Below is a generic complete mock request template using an async library that supports HTTP/2httpx,ComparerequestsMuch faster:
2.2 Getting started with dynamic parameters
If it still fails after simulating the complete request header, it is most likely that the interface contains dynamic parameters, such as those that will change with each request.sign、token、_twait. For entry-level dynamic parameters, you can try to use PyExecJS to directly execute the encrypted JS on the page to solve the problem:
- In the Sources panel of the developer tools, use
Ctrl + Shift + FGlobal search parameter names (e.g.sign) to find the JavaScript function that generated the parameter. - Copy this JS function and related dependency code, and pay attention to complete other variables or functions it depends on.

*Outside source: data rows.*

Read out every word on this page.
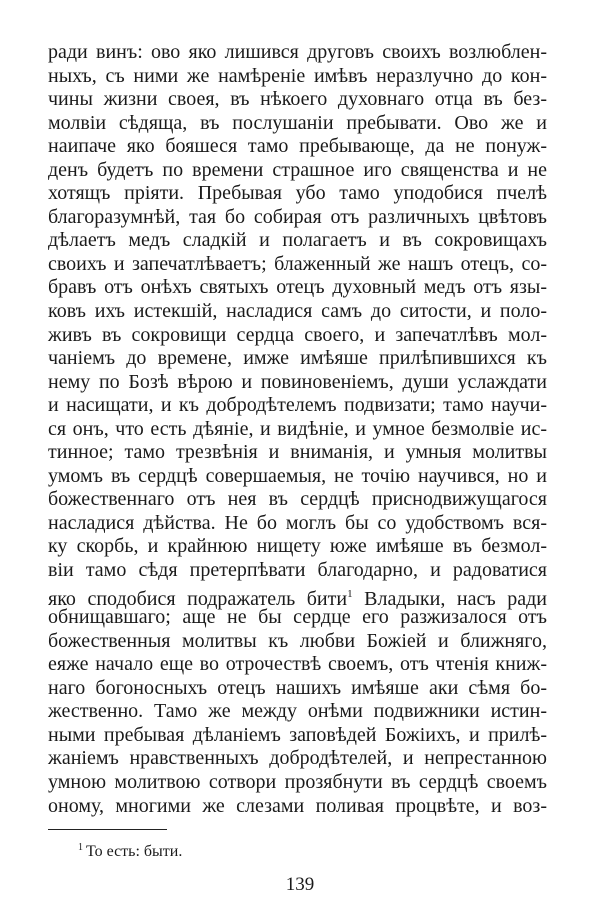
ради винъ: ово яко лишився друговъ своихъ возлюблен-
ныхъ, съ ними же намѣреніе имѣвъ неразлучно до кон-
чины жизни своея, въ нѣкоего духовнаго отца въ без-
молвіи сѣдяща, въ послушаніи пребывати. Ово же и
наипаче яко бояшеся тамо пребывающе, да не понуж-
денъ будетъ по времени страшное иго священства и не
хотящъ пріяти. Пребывая убо тамо уподобися пчелѣ
благоразумнѣй, тая бо собирая отъ различныхъ цвѣтовъ
дѣлаетъ медъ сладкій и полагаетъ и въ сокровищахъ
своихъ и запечатлѣваетъ; блаженный же нашъ отецъ, со-
бравъ отъ онѣхъ святыхъ отецъ духовный медъ отъ язы-
ковъ ихъ истекшій, насладися самъ до ситости, и поло-
живъ въ сокровищи сердца своего, и запечатлѣвъ мол-
чаніемъ до времене, имже имѣяше прилѣпившихся къ
нему по Бозѣ вѣрою и повиновеніемъ, души услаждати
и насищати, и къ добродѣтелемъ подвизати; тамо научи-
ся онъ, что есть дѣяніе, и видѣніе, и умное безмолвіе ис-
тинное; тамо трезвѣнія и вниманія, и умныя молитвы
умомъ въ сердцѣ совершаемыя, не точію научився, но и
божественнаго отъ нея въ сердцѣ приснодвижущагося
насладися дѣйства. Не бо моглъ бы со удобствомъ вся-
ку скорбь, и крайнюю нищету юже имѣяше въ безмол-
віи тамо сѣдя претерпѣвати благодарно, и радоватися
яко сподобися подражатель бити$^1$ Владыки, насъ ради
обнищавшаго; аще не бы сердце его разжизалося отъ
божественныя молитвы къ любви Божіей и ближняго,
еяже начало еще во отрочествѣ своемъ, отъ чтенія книж-
наго богоносныхъ отецъ нашихъ имѣяше аки сѣмя бо-
жественно. Тамо же между онѣми подвижники истин-
ными пребывая дѣланіемъ заповѣдей Божіихъ, и прилѣ-
жаніемъ нравственныхъ добродѣтелей, и непрестанною
умною молитвою сотвори прозябнути въ сердцѣ своемъ
оному, многими же слезами поливая процвѣте, и воз-
$^1$ То есть: быти.
139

- Use PyExecJS to execute this JS and calculate the dynamic parameters required for the current request.
As a simple example, hypothesis generationtokenThe function isgetToken(timestamp):
3. Weibo mobile terminal actual combat (valid for personal testing in December 2023)
The theory is almost here, now we will use The homepage of a public blogger on the Weibo mobile terminal (https://m.weibo.cn/u/2830678474, does not involve personal privacy) to do a complete practical exercise.
3.1 Capture packets to find the target interface
Follow the steps from 1.1 to 1.3:
- Open the target page → launch developer tools → switch to Network → filter Fetch/XHR → force refresh.
- Click on several requested Previews in sequence and find that
/api/feed/profileThis interface returns the HTML fragment of the blogger's Weibo list (yes, although some interfaces look like APIs, the response content is HTML instead of pure JSON). - Switch to the Headers tab and record the requested URL, query parameters and key request headers.
The core information of the target interface is as follows:
- Request Method:
GET - URL:
https://m.weibo.cn/api/feed/profile - Query Parameters:
uid(Blogger ID, required),page(page number, starting from 1) - Required request headers:
User-Agent(Mobile UA),Referer(blogger’s homepage address),X-Requested-With(XMLHttpRequest, indicating that this is an Ajax request)
3.2 Complete Python implementation code
Combine the general request template with the packet capture results, and then useparselParse the returned HTML fragment to get the complete crawling script:
4. Legal and moral red lines (must read!)
The technology itself is neutral, but those who use the technology must abide by the rules, otherwise serious legal risks may arise. Please remember the following points:
- Comply with robots.txt: Visit the target website before crawling
https://域名/robots.txt, see if the path you want to access is explicitly prohibited. - Set a reasonable crawl interval: It is recommended to at least
3 秒 / 请求, do not put unnecessary pressure on the target server. - Never crawl personal privacy data: such as mobile phone number, ID number, private friend circle or private Weibo, etc.
- Comply with relevant laws and regulations: When collecting data in China, you must comply with laws and regulations such as the Data Security Law, Personal Information Protection Law, and Cyber Security Law.
Summarize
This tutorial takes you from scratch to complete the basics of modern Ajax crawling:
- Use developer tools to find hidden Ajax interfaces (Filter Fetch/XHR → View Preview)
- Complete simulation of browser requests (curl one-click conversion → Add
http2=True) - Entry-level dynamic parameter response (use PyExecJS to execute front-end encryption logic)
- Abide by legal and moral red lines
If you encounter more complex anti-crawling methods in actual combat (such as TLS fingerprint recognition, WebAssembly encryption, behavioral verification codes, etc.), you can follow our subsequent advanced tutorials to overcome the problems step by step!